What software can I use to plot functions? Excel and matplotlib seem to only plot data points. gnuplot plots simple functions but not the generalized harmonic number, which I need, e.g., H(n,1.5). It would be great if this software can also plot inverse functions, e.g. x=f(y) on a normal x-y axis to overlay on a normal y=f(x) plot.
posted by tasty to Technology (13 answers total) 5 users marked this as a favorite
 
I'm not a math whiz, but SAGE might be worth a shot?
posted by tmcw at 2:36 AM on December 4, 2009


This is also the kind of thing that R probably does.
posted by tmcw at 3:14 AM on December 4, 2009


Mathematica
posted by dfriedman at 3:15 AM on December 4, 2009


Have you tried wolfram alpha? Will probably cost you less than mathematica..
posted by 3mendo at 3:16 AM on December 4, 2009


Actually 3mendo is right. Wolfram Alpha should do this.
posted by dfriedman at 3:19 AM on December 4, 2009


Octave?
posted by Electric Dragon at 3:59 AM on December 4, 2009


Sage, R, and SciLab are all free OSS packages that should handle this, but check out appropriate software package's used by Sage, as their native documentation might proove more relevant.
posted by jeffburdges at 4:05 AM on December 4, 2009


If you use or have access to a Mac, Grapher might meet your needs. It's included with OS X.
posted by telegraph at 4:43 AM on December 4, 2009


Wolfram Alpha's output
i wish i had a clue what this is, but it sure look pretty.
posted by 3mendo at 4:58 AM on December 4, 2009 [2 favorites]

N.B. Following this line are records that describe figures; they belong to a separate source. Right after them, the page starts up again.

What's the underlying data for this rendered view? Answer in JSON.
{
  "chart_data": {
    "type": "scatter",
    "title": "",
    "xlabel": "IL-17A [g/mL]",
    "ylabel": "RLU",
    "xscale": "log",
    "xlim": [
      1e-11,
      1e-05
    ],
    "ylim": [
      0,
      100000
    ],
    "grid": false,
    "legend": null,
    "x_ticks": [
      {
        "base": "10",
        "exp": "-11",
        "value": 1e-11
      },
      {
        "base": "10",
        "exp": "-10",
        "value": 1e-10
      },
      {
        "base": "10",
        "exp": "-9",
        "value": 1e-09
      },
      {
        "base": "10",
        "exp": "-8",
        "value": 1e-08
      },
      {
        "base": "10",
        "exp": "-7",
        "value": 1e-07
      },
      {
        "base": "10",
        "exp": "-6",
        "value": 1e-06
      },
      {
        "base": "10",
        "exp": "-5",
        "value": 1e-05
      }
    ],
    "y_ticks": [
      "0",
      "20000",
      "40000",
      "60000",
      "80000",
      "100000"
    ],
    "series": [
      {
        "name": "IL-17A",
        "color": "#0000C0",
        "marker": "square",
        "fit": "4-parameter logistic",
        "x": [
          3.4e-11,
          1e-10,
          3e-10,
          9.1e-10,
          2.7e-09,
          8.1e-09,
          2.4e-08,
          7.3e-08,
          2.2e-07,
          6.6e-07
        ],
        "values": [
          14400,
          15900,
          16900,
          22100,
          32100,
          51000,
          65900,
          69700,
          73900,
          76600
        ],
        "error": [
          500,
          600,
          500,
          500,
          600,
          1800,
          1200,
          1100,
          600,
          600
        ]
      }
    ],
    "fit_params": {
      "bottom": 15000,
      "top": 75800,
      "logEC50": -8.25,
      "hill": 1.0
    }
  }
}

The 'curve' function in R plots functions (I discovered it this morning).
posted by a womble is an active kind of sloth at 6:09 AM on December 4, 2009


Matlab does plot (essentially continuous) functions: e.g., ezplot.
posted by sentient at 11:44 AM on December 4, 2009


(oops, thought you mentioned Matlab.)
posted by sentient at 11:46 AM on December 4, 2009


Response by poster: Thanks everyone. I was looking into graphing applications and it did not occur to me to try the math applications.

I was able to do this using Mathematica. Wolfram Alpha seemed good but I could not get it to plot 2 expressions on one chart.